Korban kekerasan seksual pernah melaporkan kasusnya ke polres setempat. “Tapi, tidak di-follow up,” kata Mensos  Khofifah Indar Parawansa.

Berkaca dari data, ada kecenderungan korban kekerasan seksual semakin banyak menimpa anak-anak. Selain itu, anak berpotensi jadi pelaku kekerasan seksual. “Ini sudah darurat. Korbannya juga beberapa kasus masih anak-anak. Itu bisa jadi indikasi kedaruratan,” katanya.

Wakil Ketua Komisi Perlindungan Anak Indonesia (KPAI), Susanto, mengatakan, kasus kekerasan seksual yang menimpa anak trennya memang meningkat. Menurut dia, data yang masuk di KPAI dari lembaga lain termasuk kepolisian tak merepresentasikan fakta sesungguhnya. Sebab, banyak kasus kejahatan seksual yang tidak dilaporkan.

“Hal itu terjadi karena banyak faktor. Misalnya malu, merasa kalau melapor itu aib, tidak yakin dengan proses hukum yang ada, faktor geografis, faktor tidak tahu. Dalam beberapa kasus, faktor ketidaknyamanan membuat mereka tidak mau berurusan dengan proses hukum,” ujarnya kepada VIVA.co.id, Kamis, 26 Mei 2016.

Arist Merdeka Sirait menyampaikan hal senada. Ketua Komisi Nasional Perlindungan Anak (Komnas PA) ini mengatakan, kasus kejahatan seksual tak hanya meningkat namun juga sangat genting. “Sampai saat ini di Komnas PA sudah ada 349 pelaporan kejahatan seksual yang masuk, dari Januari sampai Mei,” ujarnya kepada VIVA.co.id, Kamis, 26 Mei 2016.

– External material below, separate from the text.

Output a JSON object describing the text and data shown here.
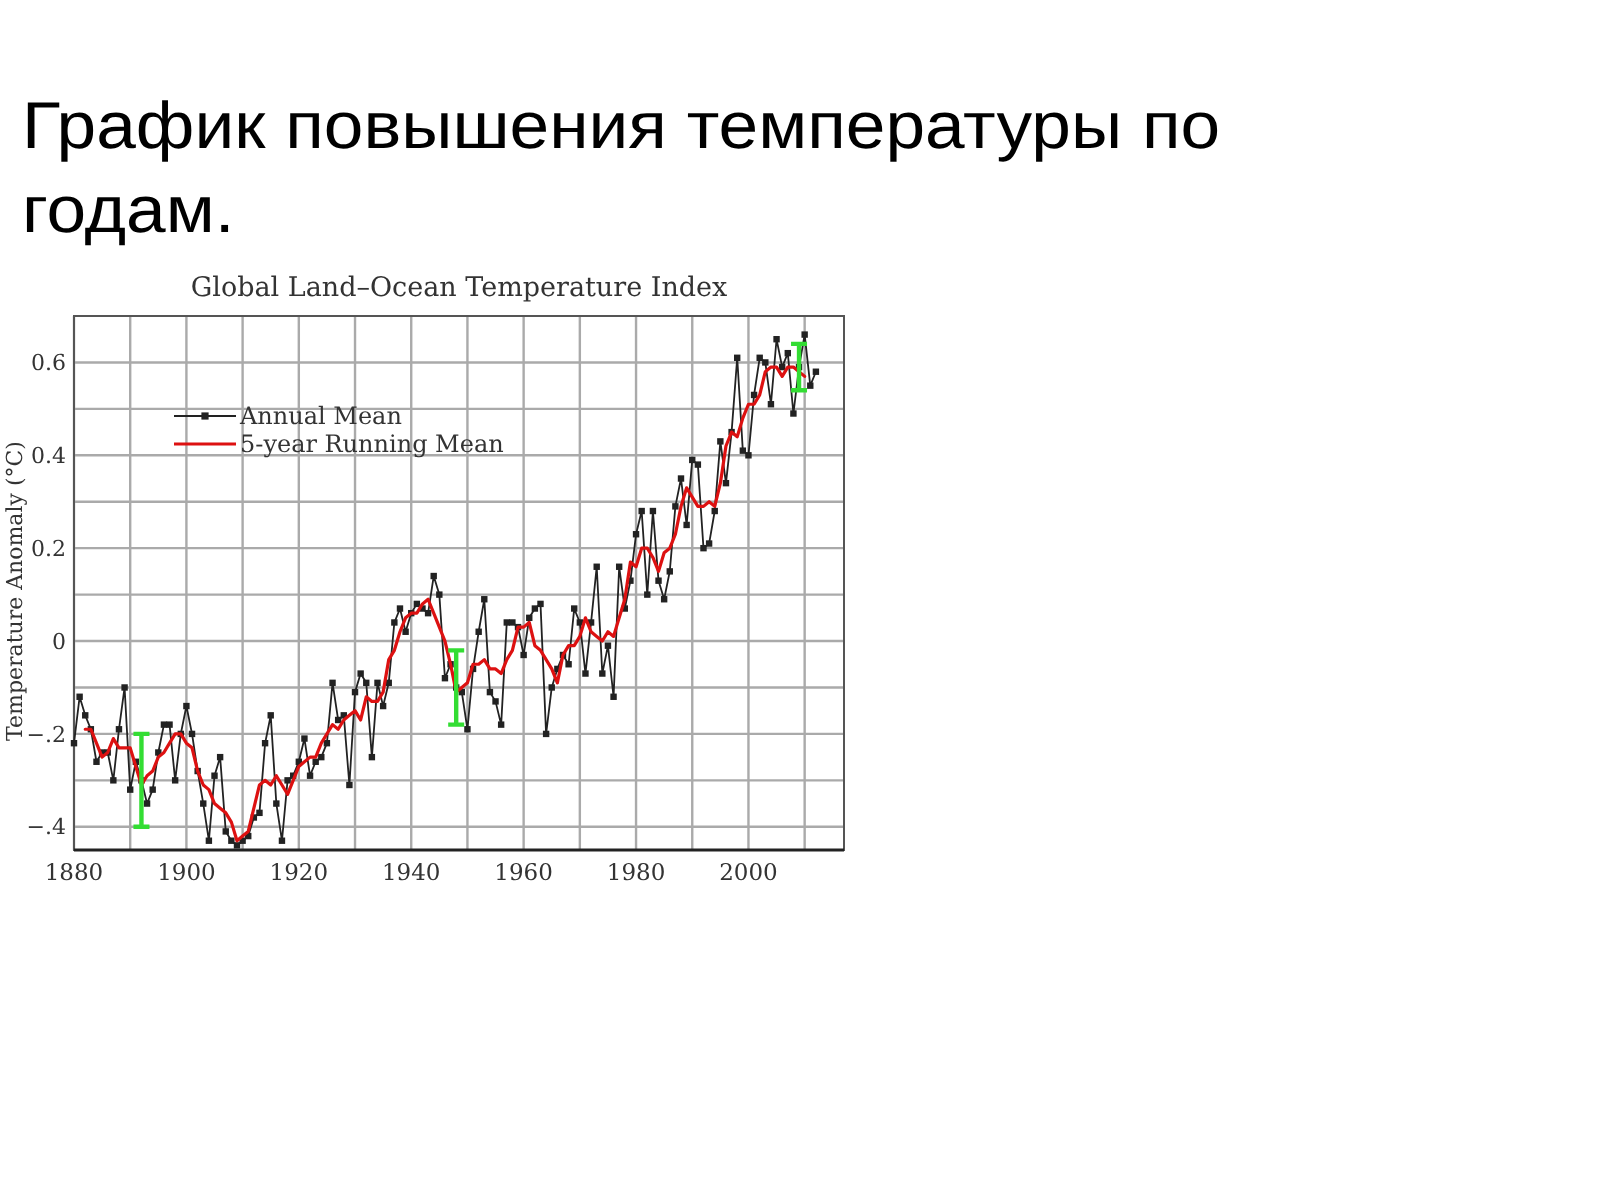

Rahayu Saraswati D. Djojohadikusumo sependapat. Anggota Komisi VIII DPR RI ini mengatakan, untuk negara yang berideologi Pancasila dan menyebut Ketuhanan yang Maha Esa sebagai sila pertama, kondisi saat ini dapat dianggap darurat kejahatan seksual.

“Kejahatan seksual ini menjadi fenomena gunung es. Karena masih berhubungan dengan stigma dan tanggapan masyarakat yang sering kali tidak mendukung korban,” ujarnya kepada VIVA.co.id, Kamis, 26 Mei 2016.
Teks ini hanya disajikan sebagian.